Laurel is also shown to be highly intelligent and calculating, fully capable of cooking up deadly schemes and covering her tracks in ways that manage to elude the meticulous Wednesday Addams — a detail that impresses the gothic teenager. Wednesday even managed to miss the link between Thornhill’s love of plants and the fact that Laurel is herself named after a tree, which should’ve been a major clue to her real identity. Laurel is also an expert in the occult, as evidenced by her ability to resurrect her ancestor, Joseph Crackstone, from the dead. With all that Laurel has going for her, she could be easily thought of as an evil version of Wednesday who truly succumbed to her darkness. Where Laurel differs from Wednesday, however, is that the former is clearly on the wrong side of history.
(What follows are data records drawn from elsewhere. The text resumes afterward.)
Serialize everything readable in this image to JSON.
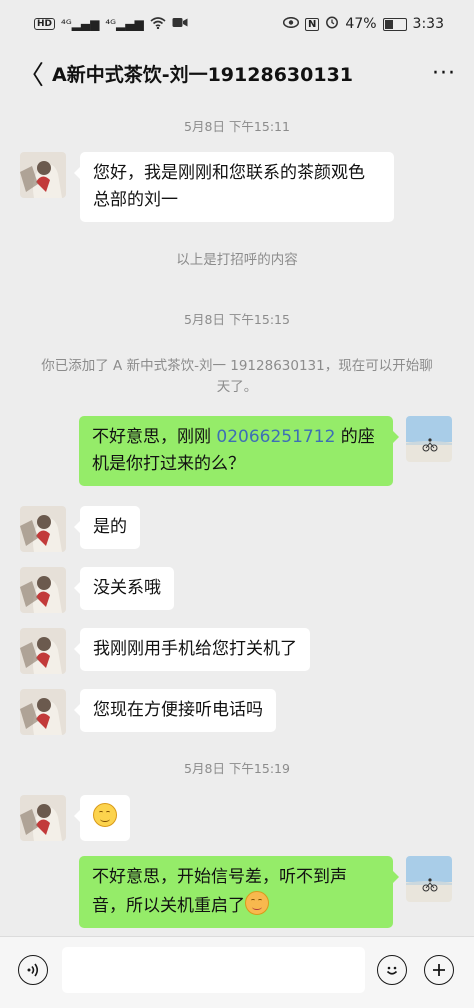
{
  "status_bar": {
    "left_icons": [
      "hd-icon",
      "signal-4g-icon",
      "signal-4g-icon",
      "wifi-icon",
      "video-icon"
    ],
    "battery": "47%",
    "alarm_nfc": [
      "eye-icon",
      "nfc-icon",
      "alarm-icon"
    ],
    "battery_level": 0.47,
    "time": "3:33"
  },
  "header": {
    "back": "〈",
    "title": "A新中式茶饮-刘一19128630131",
    "more": "···"
  },
  "messages": {
    "t1": "5月8日 下午15:11",
    "m1": "您好，我是刚刚和您联系的茶颜观色总部的刘一",
    "sys1": "以上是打招呼的内容",
    "t2": "5月8日 下午15:15",
    "sys2": "你已添加了 A 新中式茶饮-刘一 19128630131，现在可以开始聊天了。",
    "m2_pre": "不好意思，刚刚 ",
    "m2_phone": "02066251712",
    "m2_post": " 的座机是你打过来的么？",
    "m3": "是的",
    "m4": "没关系哦",
    "m5": "我刚刚用手机给您打关机了",
    "m6": "您现在方便接听电话吗",
    "t3": "5月8日 下午15:19",
    "m8": "不好意思，开始信号差，听不到声音，所以关机重启了"
  },
  "input_bar": {
    "voice_icon": "voice-icon",
    "input_value": "",
    "emoji_icon": "emoji-icon",
    "plus_icon": "plus-icon"
  },
  "colors": {
    "background": "#ededed",
    "bubble_self": "#95ec69",
    "bubble_other": "#ffffff",
    "phone_link": "#3d6fb5",
    "time_text": "#8c8c8c"
  }
}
Laurel’s villainous motivations come from a place of embracing settler colonialism — an ironic twist considering that Ricci’s Wednesday actively rejected it in Addams Family Values. Interestingly, the ironic twist works for one reason: Laurel upholds a dark mirror to the kind of person Wednesday herself would be if she didn’t have empathy for others. As much as Wednesday prides herself in scaring people with her homicidal tendencies, the truth is she’s a much kinder person than she’d rather believe herself to be. Not only does she seek justice for her classmates, but she’s a tenacious opponent of settler colonialism. As the kind of person who openly rejects colonization by torching monuments devoted to history’s villains, this makes Laurel the perfect nemesis for Ortega’s Wednesday: she induces the latter’s character growth by reminding her that being weird doesn’t mean lacking a moral compass.